The repressions also affected some of the party functionaries, especially those who aspired to independence and greater independence from the central government. Many party and statesmen were arrested, nominated by the member of the Politburo who died in 1948 and secretary of the Central Committee of the All-Union Communist Party of Bolsheviks A. A. Zhdanov from among the leading workers of Leningrad. The total number of those arrested in the "Leningrad case" amounted to about 2 thousand people.
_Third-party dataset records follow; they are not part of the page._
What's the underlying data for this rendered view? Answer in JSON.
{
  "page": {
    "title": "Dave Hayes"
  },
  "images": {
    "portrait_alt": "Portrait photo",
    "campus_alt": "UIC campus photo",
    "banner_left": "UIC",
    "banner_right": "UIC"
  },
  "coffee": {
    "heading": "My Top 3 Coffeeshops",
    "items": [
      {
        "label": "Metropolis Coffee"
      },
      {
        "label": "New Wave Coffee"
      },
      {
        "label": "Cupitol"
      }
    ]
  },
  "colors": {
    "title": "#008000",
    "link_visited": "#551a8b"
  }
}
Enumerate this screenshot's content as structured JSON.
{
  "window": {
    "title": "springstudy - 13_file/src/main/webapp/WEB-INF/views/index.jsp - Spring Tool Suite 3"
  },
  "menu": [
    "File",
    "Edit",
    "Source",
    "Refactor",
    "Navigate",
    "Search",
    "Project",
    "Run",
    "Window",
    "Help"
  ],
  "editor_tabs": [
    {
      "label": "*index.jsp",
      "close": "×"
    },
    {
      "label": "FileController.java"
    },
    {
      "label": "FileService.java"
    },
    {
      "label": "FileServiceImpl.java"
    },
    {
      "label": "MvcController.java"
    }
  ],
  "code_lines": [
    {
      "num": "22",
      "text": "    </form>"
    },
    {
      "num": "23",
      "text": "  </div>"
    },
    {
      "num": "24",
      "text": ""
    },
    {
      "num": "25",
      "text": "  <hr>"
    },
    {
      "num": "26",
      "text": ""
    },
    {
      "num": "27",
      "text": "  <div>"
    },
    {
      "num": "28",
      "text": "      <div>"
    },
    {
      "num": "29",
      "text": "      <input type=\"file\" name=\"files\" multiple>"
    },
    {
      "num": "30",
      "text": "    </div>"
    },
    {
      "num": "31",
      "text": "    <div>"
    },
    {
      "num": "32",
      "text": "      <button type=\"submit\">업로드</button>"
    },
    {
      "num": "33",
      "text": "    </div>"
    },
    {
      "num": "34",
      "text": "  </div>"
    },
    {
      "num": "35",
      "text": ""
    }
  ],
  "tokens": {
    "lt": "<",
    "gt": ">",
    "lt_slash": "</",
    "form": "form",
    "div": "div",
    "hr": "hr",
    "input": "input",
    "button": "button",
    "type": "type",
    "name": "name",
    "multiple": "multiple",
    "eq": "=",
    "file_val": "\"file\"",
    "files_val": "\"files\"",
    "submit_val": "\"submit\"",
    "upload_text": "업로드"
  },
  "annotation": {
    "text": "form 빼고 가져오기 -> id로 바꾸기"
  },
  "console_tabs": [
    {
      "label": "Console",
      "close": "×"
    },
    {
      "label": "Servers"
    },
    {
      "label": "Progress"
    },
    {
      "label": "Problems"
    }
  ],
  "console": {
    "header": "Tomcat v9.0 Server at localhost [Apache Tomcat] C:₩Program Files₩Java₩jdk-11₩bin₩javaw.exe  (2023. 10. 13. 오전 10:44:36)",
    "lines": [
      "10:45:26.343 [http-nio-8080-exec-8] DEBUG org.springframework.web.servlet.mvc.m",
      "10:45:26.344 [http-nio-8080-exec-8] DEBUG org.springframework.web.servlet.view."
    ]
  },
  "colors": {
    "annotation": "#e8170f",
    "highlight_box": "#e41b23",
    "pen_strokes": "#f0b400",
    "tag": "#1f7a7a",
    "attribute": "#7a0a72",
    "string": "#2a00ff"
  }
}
Some time later, 200 of them were put on trial and shot, including Chairman of the Council of Ministers of Russia M. Rodionov, member of the Politburo and Chairman of the State Planning Committee of the USSR N. A. Voznesensky, Secretary of the Central Committee of the All-Union Communist Party of Bolsheviks A. A. Kuznetsov.

The "Leningrad case", reflecting the struggle within the top leadership, should have been a stern warning to everyone who thought at least in some way other than the "leader of the peoples."

The last of the trials being prepared was the "case of doctors" (1953), accused of improper treatment of top management, which resulted in the death of the poison of prominent figures. Total victims of repression in 1948-1953. 6.5 million people became.

So, I. V. Stalin became General Secretary under Lenin. During the period of 20-30-40s, he sought to achieve complete autocracy, and thanks to a number of circumstances within the socio-political life of the USSR, he achieved success. But the domination of Stalinism, i.e. the omnipotence of one person - Stalin I.V. was not inevitable. The deep mutual intertwining of objective and subjective factors in the activities of the CPSU led to the emergence, establishment and most harmful manifestations of the omnipotence and crimes of Stalinism. Objective reality refers to the multiformity of pre-revolutionary Russia, the enclave nature of its development, the bizarre interweaving of remnants of feudalism and capitalism, the weakness and fragility of democratic traditions, and the unbeaten paths towards socialism.

Subjective moments are connected not only with the personality of Stalin himself, but also with the factor of the social composition of the ruling party, which included in the early 1920s the so-called thin layer of the old Bolshevik guard, largely exterminated by Stalin, the remaining part of it, for the most part moved to Stalinism. Undoubtedly, Stalin's entourage, whose members became accomplices in his actions, also belongs to the subjective factor.